Discussion and Conclusions
Reconstruction of a resected tissue with a free flap involves the transfer of a tissue comprehensive of its vascular peduncle from a donor to a recipient site. In order to ensure adequate blood supply of the free flap and its engraftment in the new body area, reconstruction of the vascular tree performing microvascular anastomosis is necessary. This is especially important in the pediatric population to ensure adequate growth of the graft together with the rest of the body during puberty.
Late engraftment or ischemia with possible successive necrosis of the flap can happen in the postoperative period if constant sufficient blood supply is not provided. Tissue hypoperfusion related to low blood pressure and thrombosis of the new anastomosis are among the most common causes of flap dysfunction.
Concerning hypoperfusion there are different strategies that can be employed, mostly strict monitoring of blood pressure with target normotensive values in the last phases of the surgery (after reperfusion of the graft) and in the first postoperative days, and maintenance of a NIRS probe over the skin area near the vascular anastomosis to detect possible progressive decrease in the NIRS values as sign of increased extraction of oxygen by peripheral tissues and if protracted hypoperfusion.
Thrombosis can occur at the level of venous or arterial anastomosis. Platelet aggregation is the underlying cause of arterial thrombosis whereas venous thrombosis is primarily the result of fibrin clotting and has three main predisposing factors for its development (Virchow’s triad): hypercoagulability, stasis and endothelial damage which predisposes to turbulent flow.

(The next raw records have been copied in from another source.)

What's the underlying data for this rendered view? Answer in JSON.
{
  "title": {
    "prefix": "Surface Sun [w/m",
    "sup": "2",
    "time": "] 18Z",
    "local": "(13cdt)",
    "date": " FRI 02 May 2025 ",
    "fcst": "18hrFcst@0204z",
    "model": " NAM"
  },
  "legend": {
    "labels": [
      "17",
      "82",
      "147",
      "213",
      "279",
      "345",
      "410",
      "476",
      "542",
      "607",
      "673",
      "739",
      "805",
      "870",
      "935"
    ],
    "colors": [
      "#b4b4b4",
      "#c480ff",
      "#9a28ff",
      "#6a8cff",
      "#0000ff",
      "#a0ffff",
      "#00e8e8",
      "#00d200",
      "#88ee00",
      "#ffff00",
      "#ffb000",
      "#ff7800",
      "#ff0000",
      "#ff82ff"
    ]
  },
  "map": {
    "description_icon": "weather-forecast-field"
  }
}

There are no evidence-based guidelines for the prevention of microvascular thrombosis after free tissue transfer in head and neck surgery. In practice, most surgical patients receive intravenous heparin 50 UI/kg in the operating room immediately before the reperfusion of the graft and then, in the postoperative days, prophylaxis of deep vein thrombosis with subcutaneous heparin, often associated with aspirin, milrinone and dextran. The high dosage of heparin administered during the surgery carries a high risk of complications, above all formation of hematomas, thrombocytopenia and bleeding. (3)

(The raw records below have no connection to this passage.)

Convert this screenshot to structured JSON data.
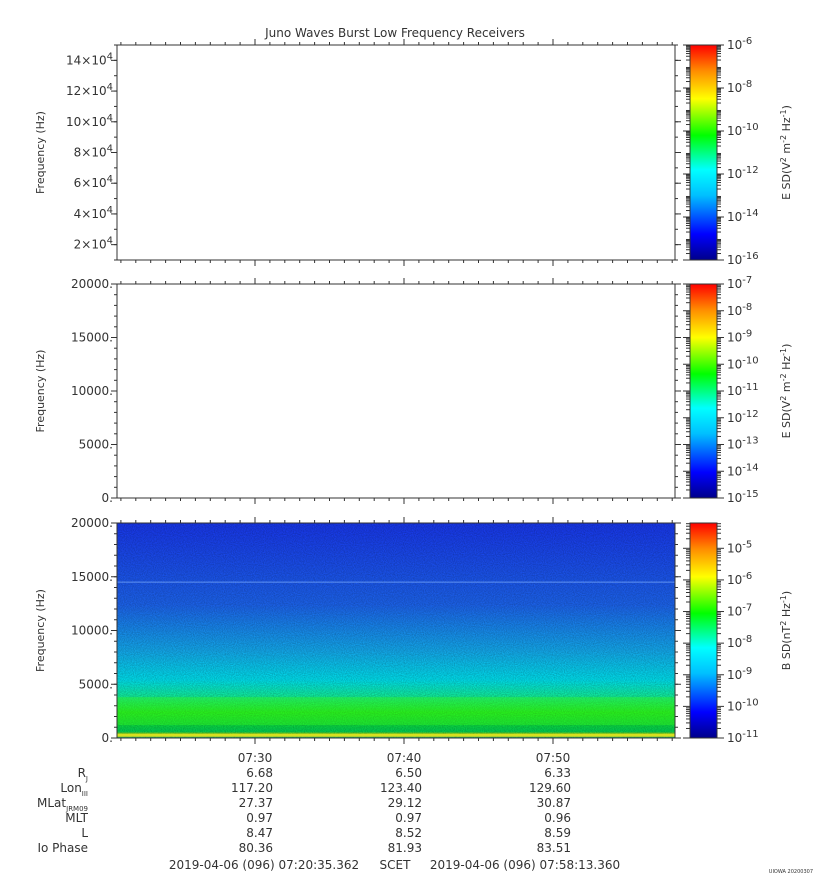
{
  "title": "Juno Waves Burst Low Frequency Receivers",
  "stamp": "UIOWA 20200307",
  "time_ticks": [
    "07:30",
    "07:40",
    "07:50"
  ],
  "ephemeris": {
    "row_labels": [
      {
        "main": "R",
        "sub": "J"
      },
      {
        "main": "Lon",
        "sub": "III"
      },
      {
        "main": "MLat",
        "sub": "JRM09"
      },
      {
        "main": "MLT",
        "sub": ""
      },
      {
        "main": "L",
        "sub": ""
      },
      {
        "main": "Io Phase",
        "sub": ""
      }
    ],
    "rows": [
      [
        "6.68",
        "6.50",
        "6.33"
      ],
      [
        "117.20",
        "123.40",
        "129.60"
      ],
      [
        "27.37",
        "29.12",
        "30.87"
      ],
      [
        "0.97",
        "0.97",
        "0.96"
      ],
      [
        "8.47",
        "8.52",
        "8.59"
      ],
      [
        "80.36",
        "81.93",
        "83.51"
      ]
    ]
  },
  "time_range": {
    "start": "2019-04-06 (096) 07:20:35.362",
    "label": "SCET",
    "end": "2019-04-06 (096) 07:58:13.360"
  },
  "colors": {
    "axis": "#333333",
    "spectrum": [
      "#00008b",
      "#0000ff",
      "#00bfff",
      "#00ffff",
      "#00ff00",
      "#ffff00",
      "#ff8c00",
      "#ff0000"
    ]
  },
  "chart_data": [
    {
      "type": "heatmap",
      "title": "Juno Waves Burst Low Frequency Receivers",
      "ylabel": "Frequency (Hz)",
      "yticks": [
        {
          "v": 20000,
          "base": "2",
          "exp": "4"
        },
        {
          "v": 40000,
          "base": "4",
          "exp": "4"
        },
        {
          "v": 60000,
          "base": "6",
          "exp": "4"
        },
        {
          "v": 80000,
          "base": "8",
          "exp": "4"
        },
        {
          "v": 100000,
          "base": "10",
          "exp": "4"
        },
        {
          "v": 120000,
          "base": "12",
          "exp": "4"
        },
        {
          "v": 140000,
          "base": "14",
          "exp": "4"
        }
      ],
      "ylim": [
        10000,
        150000
      ],
      "colorbar": {
        "label": "E SD (V² m⁻² Hz⁻¹)",
        "label_parts": [
          "E SD(V",
          "2",
          " m",
          "-2",
          " Hz",
          "-1",
          ")"
        ],
        "log_range": [
          -16,
          -6
        ],
        "ticks": [
          -6,
          -8,
          -10,
          -12,
          -14,
          -16
        ]
      },
      "data": "empty"
    },
    {
      "type": "heatmap",
      "ylabel": "Frequency (Hz)",
      "yticks": [
        {
          "v": 0,
          "label": "0."
        },
        {
          "v": 5000,
          "label": "5000."
        },
        {
          "v": 10000,
          "label": "10000."
        },
        {
          "v": 15000,
          "label": "15000."
        },
        {
          "v": 20000,
          "label": "20000."
        }
      ],
      "ylim": [
        0,
        20000
      ],
      "colorbar": {
        "label": "E SD (V² m⁻² Hz⁻¹)",
        "label_parts": [
          "E SD(V",
          "2",
          " m",
          "-2",
          " Hz",
          "-1",
          ")"
        ],
        "log_range": [
          -15,
          -7
        ],
        "ticks": [
          -7,
          -8,
          -9,
          -10,
          -11,
          -12,
          -13,
          -14,
          -15
        ]
      },
      "data": "empty"
    },
    {
      "type": "heatmap",
      "ylabel": "Frequency (Hz)",
      "yticks": [
        {
          "v": 0,
          "label": "0."
        },
        {
          "v": 5000,
          "label": "5000."
        },
        {
          "v": 10000,
          "label": "10000."
        },
        {
          "v": 15000,
          "label": "15000."
        },
        {
          "v": 20000,
          "label": "20000."
        }
      ],
      "ylim": [
        0,
        20000
      ],
      "colorbar": {
        "label": "B SD (nT² Hz⁻¹)",
        "label_parts": [
          "B SD(nT",
          "2",
          " Hz",
          "-1",
          ")"
        ],
        "log_range": [
          -11,
          -4.2
        ],
        "ticks": [
          -5,
          -6,
          -7,
          -8,
          -9,
          -10,
          -11
        ]
      },
      "data": "B-field spectral density: bright green band below ~4000 Hz, cyan up to ~8000 Hz, blue above; faint line near 14500 Hz"
    }
  ]
}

In this paper we show that lower UI/kg of unfractionated heparin can be enough to obtain adequate anticoagulation in children and ACT can be a valid method to monitor the response to the initial bolus and, when repeated at regular intervals during the surgery, eventual need of additional heparin. A substantial reduction of the risk of thrombosis is possible avoiding main systemic side effects. The second aspect of this paper is the importance of pain control following free flap microsurgery allowing early mobilization which can be reached with different techniques: parenteral opioids, epidural analgesia and peripheral nerve blocks. The ongoing goal in the fields of anesthesia and surgery is to provide a combination of reliable analgesia while minimizing adverse side effects. In this direction the loco-regional anesthesia is the best option; peripheral nerve blocks carry in fact less side effects compared to epidural anesthesia (epidural hematomas, urinary retention, spinal headache, hypotension, motor weakness, and hemodynamic instability from the sympathectomy) while providing satisfactory pain management both at rest and during mobilization making it well tolerated by the patient. (3,4) In this case, we have seen as a sciatic nerve catheter with continuous infusion of ropivacaine provided effective analgesia for postoperative in patient undergoing free flap microsurgery and how the reduction in pain and side effects allowed for early ambulation, improving postoperative rehabilitation and patient satisfaction, while decreasing length of hospital stay and risk for nosocomial infections.
Current practices remain extremely diverse and the present report represents an example of avoiding anastomosis thrombosis with very low doses of intravenous heparin and a fast recovery due to perineural continuous block. Further prospective studies could improve the quality of available evidence.